Retention and diffusion of transmutation H and He atoms in Be12Ti: first-principles calculations

Abstract

The beryllide Be₁₂Ti is considered to be the most promising candidate material for advanced plasma facing materials in future fusion reactors because of its excellent performance. In this work, first-principles calculations were conducted to gain insight into the retention and diffusion behavior of transmutation H and He atoms in Be₁₂Ti. The solution energy and migration energy of single impurity H/He atoms were computed to study the behavior of their retention and diffusion. Among seven stable interstitial sites, H atoms preferentially occupy the octahedral interstitial site, I_oct, whereas He atoms preferentially occupy the dodecahedral interstitial site, I_dode. The solubility of H is much higher than that of He in Be₁₂Ti. When monovacancy is generated, H atoms preferentially stay in the vicinity of Be1 vacancies, while He atoms tend to reside in the center of Ti vacancies.

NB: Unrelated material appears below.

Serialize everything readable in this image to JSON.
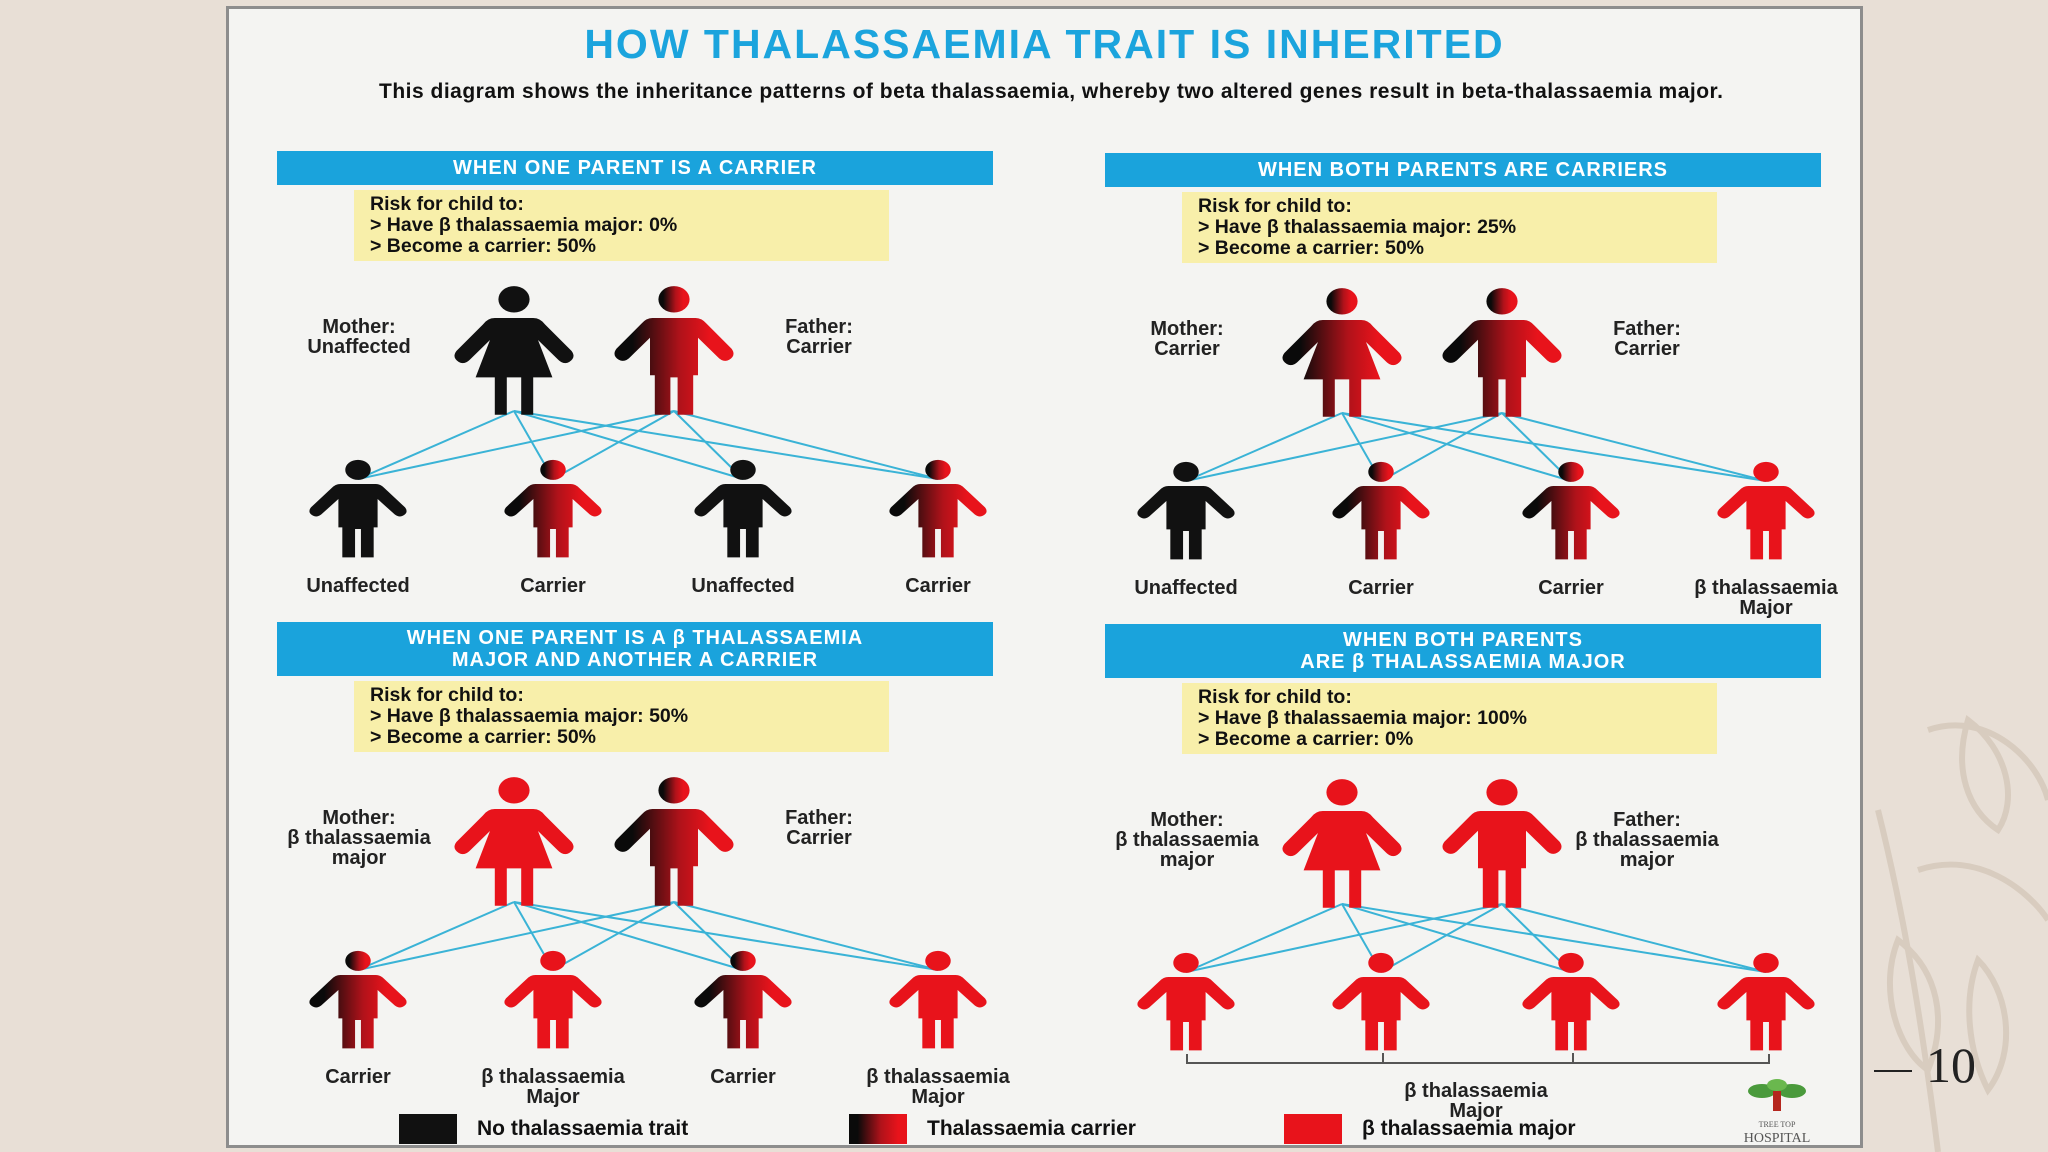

The migration energy barrier of a single He atom between first near-neighbor I_dode sites is 0.35 eV. For H atoms, the migration energy barrier from I_dode to I_tetra2 is 0.45 eV. The barrier along the paths I_tri1–I_dode–I_tri1 is 0.38 eV. When a Be3 vacancy is introduced as the neighbour of I_tri1, the migration energy barrier increases to 0.77 eV. These results indicate that vacancies can trap impurity atoms and may act as seeds for bubble formation.